Mike Toyo - Darling Capital
One last question, with regard to MIC what is the current surplus and contingency reserve there?
Don Lofe
Contingency reserves are $770 million at 331 and policyholder surplus is $380 million at 331.
Operator
Your next question comes from Donna Halverstadt - Goldman Sachs.
Donna Halverstadt - Goldman Sachs
Hi, just a couple quick things. In terms of the why risk to cap is currently being calculated? Is that a permanent change for the industry or is that change going to not be there. Is that just temporary?
Steve Smith
Donna, this is Steve. We expect that to be a permanent change.
Donna Halverstadt - Goldman Sachs
Any update on losses in the investment portfolio during the quarter?
Don Lofe
The only significant impairment, Donna was approximately $5 million and that was predominantly one security in the preferred portfolio, but actually since 331 the portfolio has increased in value. So really the only impairment was the matter I just spoke about I. We had some minor impairment in Europe and Canada.
Donna Halverstadt - Goldman Sachs
So I think you said $245 million for ’09, but what do you expect the cash benefit to be from captives during ‘09.
Don Lofe
I don’t want to comment on the cash component, but as of 331, the actual cash effect that we received was approximately $20 million and if you look at the captive benefits including quarter year-to-date is approximately $40 million.
Donna Halverstadt - Goldman Sachs
And then the last question. Do you do the PDR analysis quarterly?
Don Lofe
Yes, we do, on a GAAP and staff basis.
Operator
Your last question comes from Connor Ryan - Deutsche Bank.
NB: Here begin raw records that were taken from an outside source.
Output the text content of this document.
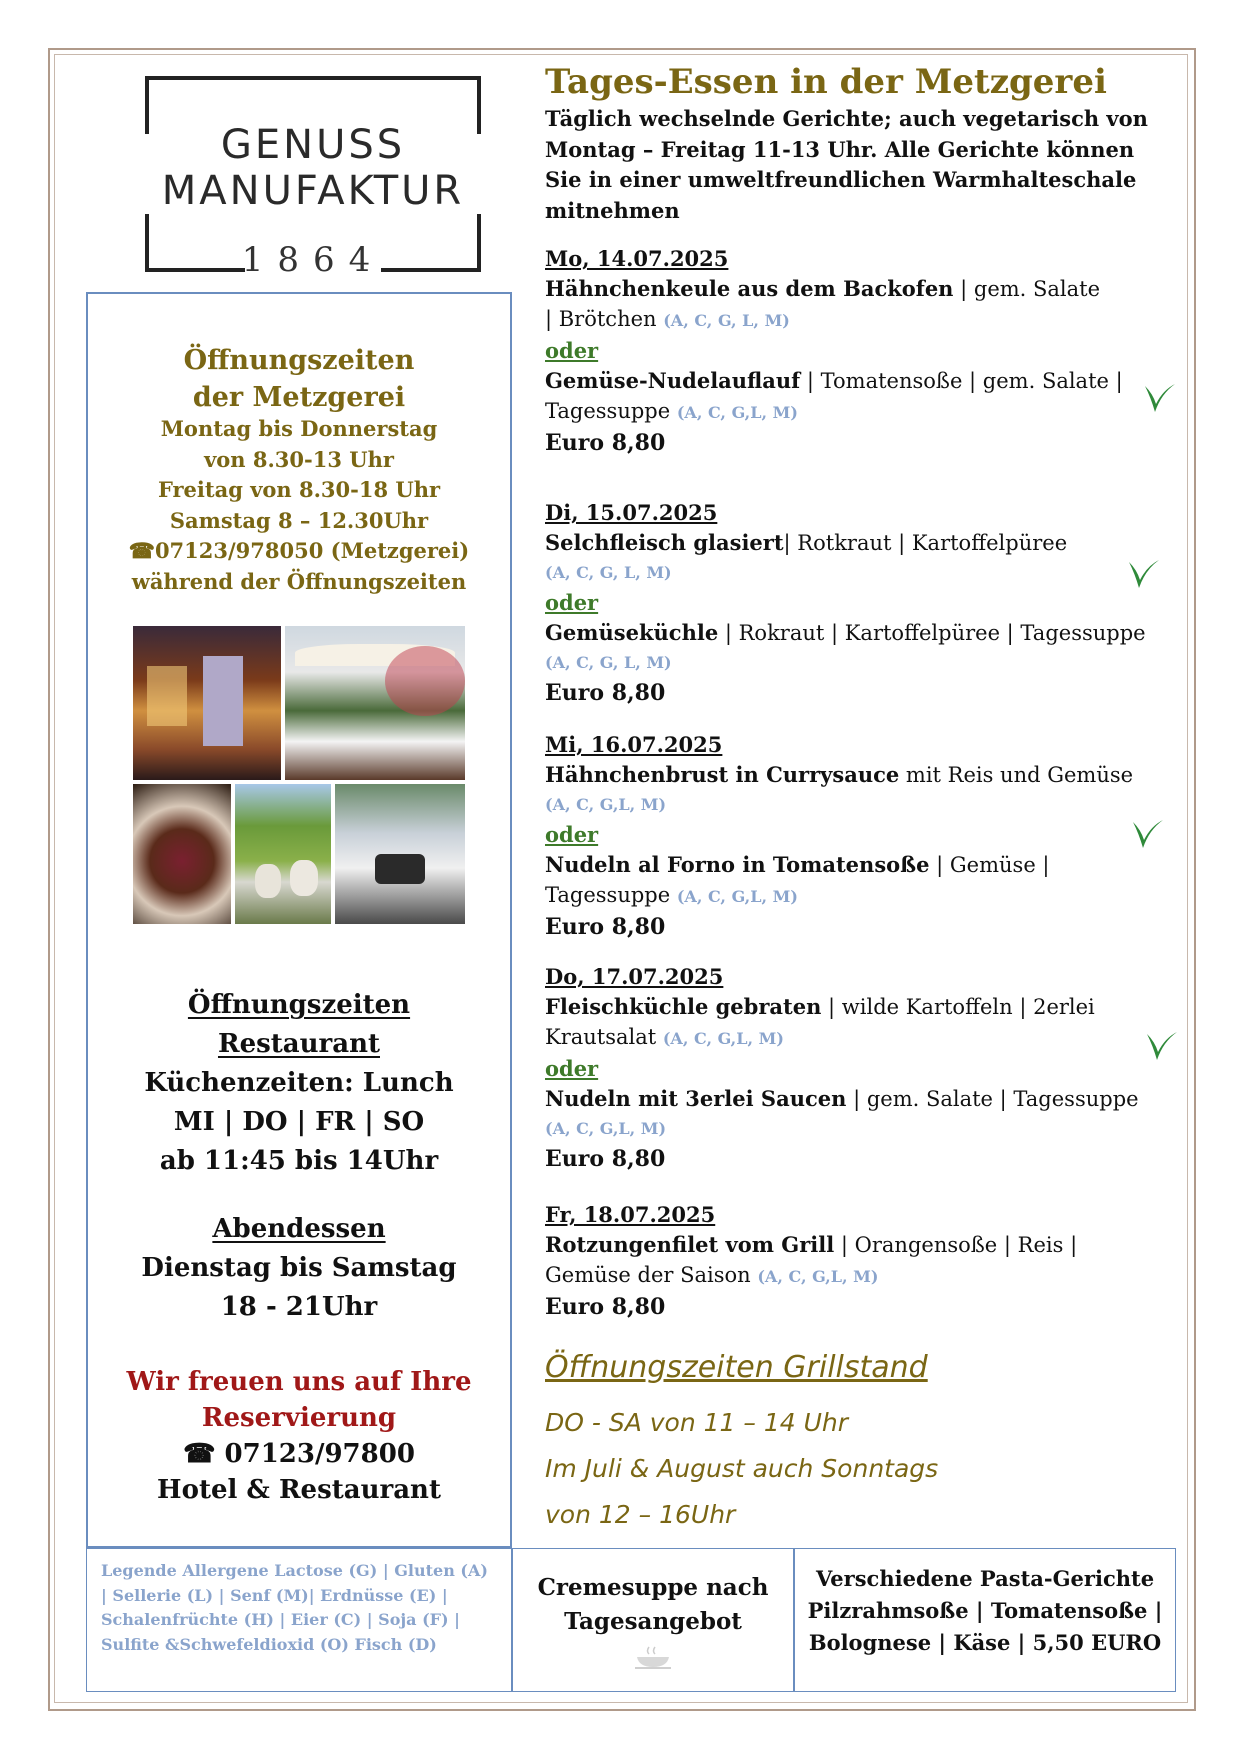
GENUSS
MANUFAKTUR
1864
Öffnungszeiten
der Metzgerei
Montag bis Donnerstag
von 8.30-13 Uhr
Freitag von 8.30-18 Uhr
Samstag 8 – 12.30Uhr
☎07123/978050 (Metzgerei)
während der Öffnungszeiten
Öffnungszeiten
Restaurant
Küchenzeiten: Lunch
MI | DO | FR | SO
ab 11:45 bis 14Uhr
Abendessen
Dienstag bis Samstag
18 - 21Uhr
Wir freuen uns auf Ihre
Reservierung
☎ 07123/97800
Hotel & Restaurant
Tages-Essen in der Metzgerei
Täglich wechselnde Gerichte; auch vegetarisch von Montag – Freitag 11-13 Uhr. Alle Gerichte können Sie in einer umweltfreundlichen Warmhalteschale mitnehmen
Mo, 14.07.2025
Hähnchenkeule aus dem Backofen | gem. Salate | Brötchen (A, C, G, L, M)
oder
Gemüse-Nudelauflauf | Tomatensoße | gem. Salate | Tagessuppe (A, C, G,L, M)
Euro 8,80
Di, 15.07.2025
Selchfleisch glasiert| Rotkraut | Kartoffelpüree
(A, C, G, L, M)
oder
Gemüseküchle | Rokraut | Kartoffelpüree | Tagessuppe
(A, C, G, L, M)
Euro 8,80
Mi, 16.07.2025
Hähnchenbrust in Currysauce mit Reis und Gemüse
(A, C, G,L, M)
oder
Nudeln al Forno in Tomatensoße | Gemüse | Tagessuppe (A, C, G,L, M)
Euro 8,80
Do, 17.07.2025
Fleischküchle gebraten | wilde Kartoffeln | 2erlei Krautsalat (A, C, G,L, M)
oder
Nudeln mit 3erlei Saucen | gem. Salate | Tagessuppe
(A, C, G,L, M)
Euro 8,80
Fr, 18.07.2025
Rotzungenfilet vom Grill | Orangensoße | Reis | Gemüse der Saison (A, C, G,L, M)
Euro 8,80
Öffnungszeiten Grillstand
DO - SA von 11 – 14 Uhr
Im Juli & August auch Sonntags
von 12 – 16Uhr
Legende Allergene Lactose (G) | Gluten (A) | Sellerie (L) | Senf (M)| Erdnüsse (E) | Schalenfrüchte (H) | Eier (C) | Soja (F) | Sulfite &Schwefeldioxid (O) Fisch (D)
Cremesuppe nach
Tagesangebot
Verschiedene Pasta-Gerichte
Pilzrahmsoße | Tomatensoße |
Bolognese | Käse | 5,50 EURO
Connor Ryan - Deutsche Bank
Just a quick question, have you given any guidance by any chance on what kind of range do you think you could see on the tax refunds this year?
Don Lofe
No, we haven’t, but it would be in our opinion minor in nature. The refund is as I mentioned in my remarks would be obviously just filing the return and or amended return. We just gave the remarks of $15 million to $20 million for the tax sharing agreements. As that begins to true itself up, Connor we’ll continue to evaluate that for disclosure.
Operator
(Operator Instructions) I have no questions at this time. I would like turn the conference back over to Mr. Bill Horning.
Bill Horning
Thanks, operator. This concludes our question-and-answer portion of the conference call. Thank you for joining us on today’s call, and as always we thank you for your ownership and interest in the PMI group. Have a good day.